Although taste and smell are important, so is sound. And I caught the wine “chefs” listening to the fizz, which I started to do as well. So next time someone says, “Raise a glass!”, don’t be afraid to hold it up to your ear. Expect some funny looks, though…
Like the cobwebs in the Cognac caves, the dust protects the Champagne, as well as the darkness from being stored underground. And Veuve Clicquot has 24 kilometers (15 miles) of underground tunnels. The oldest bottles down there date back to 1904, but when I asked how many bottles are stored there, they just shrugged and said that no one quite knows.
Another reason women rock, and always have, was that Madame Clicquot also invented the riddling rack, a way to disgorge the yeasty mass that collects in the neck of the bottle if held upside down. She had someone cut some holes in her own dining room table to try it out. And now all Champagne is riddled. (The French even have a word for the person who does it, a remeur.) However nowadays it’s done by machine.
Once the yeast is disgorged, a dosage is added back, to make up for the liquid that’s been riddled away. The dosage also contains some sugar, which is determined by the Champagne house; on the average, a liter of brut Champagne has between 9 to 12 (some go up to 14 or 15) grams, which is about 2 teaspoons of sugar per quart. Here at Clicquot, it’s between 9 and 10 grams.
But lest you think I spend my time lounging in marble bathtubs, guzzling Champagne, and filling out forms and spending weeks and weeks getting all the paperwork together and photocopying it only to have to redo it because you were given conflicting information, then having to wait in line for hours while staving people off who are trying to cut in front of me, to get it all stamped and signed, then having to go home and re-file it in one of my fourteen massive, bulging files of paperwork that I carefully need to keep organized and arranged by name, date, and size of paperclips used, I also need a little bit of history and culture.
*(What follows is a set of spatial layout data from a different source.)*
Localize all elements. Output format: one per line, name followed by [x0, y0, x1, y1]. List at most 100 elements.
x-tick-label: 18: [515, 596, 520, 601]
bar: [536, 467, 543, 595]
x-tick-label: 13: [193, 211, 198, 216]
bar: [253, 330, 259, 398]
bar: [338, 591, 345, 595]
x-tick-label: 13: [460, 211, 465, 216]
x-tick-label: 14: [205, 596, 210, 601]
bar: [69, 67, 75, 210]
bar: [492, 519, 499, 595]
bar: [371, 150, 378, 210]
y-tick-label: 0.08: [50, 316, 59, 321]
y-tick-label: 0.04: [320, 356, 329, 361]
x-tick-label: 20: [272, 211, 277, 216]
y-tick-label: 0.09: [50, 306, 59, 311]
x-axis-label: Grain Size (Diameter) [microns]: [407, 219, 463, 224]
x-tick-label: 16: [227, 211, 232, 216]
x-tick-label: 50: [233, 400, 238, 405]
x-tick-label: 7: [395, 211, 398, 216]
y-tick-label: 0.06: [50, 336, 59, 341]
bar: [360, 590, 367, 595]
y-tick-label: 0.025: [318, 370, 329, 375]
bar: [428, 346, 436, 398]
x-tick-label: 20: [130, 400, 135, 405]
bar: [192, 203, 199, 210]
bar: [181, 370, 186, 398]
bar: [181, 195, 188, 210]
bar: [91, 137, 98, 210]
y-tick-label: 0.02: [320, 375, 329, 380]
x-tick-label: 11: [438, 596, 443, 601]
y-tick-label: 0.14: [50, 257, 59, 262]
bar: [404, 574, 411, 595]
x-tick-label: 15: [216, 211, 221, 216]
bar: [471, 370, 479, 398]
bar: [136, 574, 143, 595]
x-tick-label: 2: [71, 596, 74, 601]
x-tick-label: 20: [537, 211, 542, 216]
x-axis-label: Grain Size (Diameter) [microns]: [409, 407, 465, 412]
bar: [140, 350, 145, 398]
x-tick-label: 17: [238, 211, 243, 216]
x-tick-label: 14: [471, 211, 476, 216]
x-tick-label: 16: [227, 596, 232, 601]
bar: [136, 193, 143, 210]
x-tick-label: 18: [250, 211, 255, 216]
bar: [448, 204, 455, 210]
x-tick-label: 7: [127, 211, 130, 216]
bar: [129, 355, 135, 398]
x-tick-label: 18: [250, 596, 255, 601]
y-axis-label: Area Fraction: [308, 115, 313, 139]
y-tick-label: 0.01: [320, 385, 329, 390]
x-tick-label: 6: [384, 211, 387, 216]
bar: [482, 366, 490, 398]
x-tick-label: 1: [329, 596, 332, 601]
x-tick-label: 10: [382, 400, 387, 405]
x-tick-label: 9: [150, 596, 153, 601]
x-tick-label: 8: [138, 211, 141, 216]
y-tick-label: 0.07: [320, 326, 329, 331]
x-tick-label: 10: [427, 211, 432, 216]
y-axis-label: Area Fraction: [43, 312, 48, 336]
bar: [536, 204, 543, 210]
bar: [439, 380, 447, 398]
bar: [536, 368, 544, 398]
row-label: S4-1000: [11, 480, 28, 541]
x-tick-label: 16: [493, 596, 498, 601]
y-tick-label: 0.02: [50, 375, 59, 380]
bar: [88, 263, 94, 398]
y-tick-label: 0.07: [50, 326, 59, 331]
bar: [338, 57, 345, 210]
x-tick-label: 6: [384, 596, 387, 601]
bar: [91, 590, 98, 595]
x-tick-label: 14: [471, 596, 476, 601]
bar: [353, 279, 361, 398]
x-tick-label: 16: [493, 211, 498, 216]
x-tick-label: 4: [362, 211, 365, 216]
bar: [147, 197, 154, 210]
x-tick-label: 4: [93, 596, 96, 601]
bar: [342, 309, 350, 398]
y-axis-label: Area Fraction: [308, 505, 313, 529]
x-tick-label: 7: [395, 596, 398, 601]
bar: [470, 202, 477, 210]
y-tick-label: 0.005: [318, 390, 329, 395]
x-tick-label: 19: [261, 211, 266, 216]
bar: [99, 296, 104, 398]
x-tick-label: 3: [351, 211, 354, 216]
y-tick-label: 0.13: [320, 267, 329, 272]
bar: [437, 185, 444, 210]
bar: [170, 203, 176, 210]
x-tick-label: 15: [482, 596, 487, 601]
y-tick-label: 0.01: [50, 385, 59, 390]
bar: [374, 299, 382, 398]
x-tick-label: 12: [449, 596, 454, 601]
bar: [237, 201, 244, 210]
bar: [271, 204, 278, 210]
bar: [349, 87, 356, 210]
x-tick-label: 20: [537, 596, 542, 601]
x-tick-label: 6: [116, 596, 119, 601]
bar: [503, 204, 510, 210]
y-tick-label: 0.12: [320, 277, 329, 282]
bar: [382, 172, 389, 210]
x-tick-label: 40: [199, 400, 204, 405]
So we took a tour of the soaring Reims Notre-Dame cathedral, which is even more spectacular than Notre-Dame in Paris. And it looks like history shows us that even some of the folks outside in the cold were feeling happy from a little Champagne, too. Although the poor fella seems to be feeling no pain and doesn’t even notice his hands are missing.
…which was a delicious slice of jellied ham, and was my favorite part of the meal.
I had to wave off dessert, but decided to make time – and room – for a quick, yes, Café Gourmand, the de rigeur workhorse of French desserts menus, with a few little bites of various treats, along with a cup of strong coffee.
Then we downed the last few sips of the Champagne, and headed back to Paris.
Note: This trip was hosted by Veuve Clicquot. The photograph of the sleep chamber was provided courtesy of Veuve Clicquot, because my camera lens was too dinky to get a good shot of it.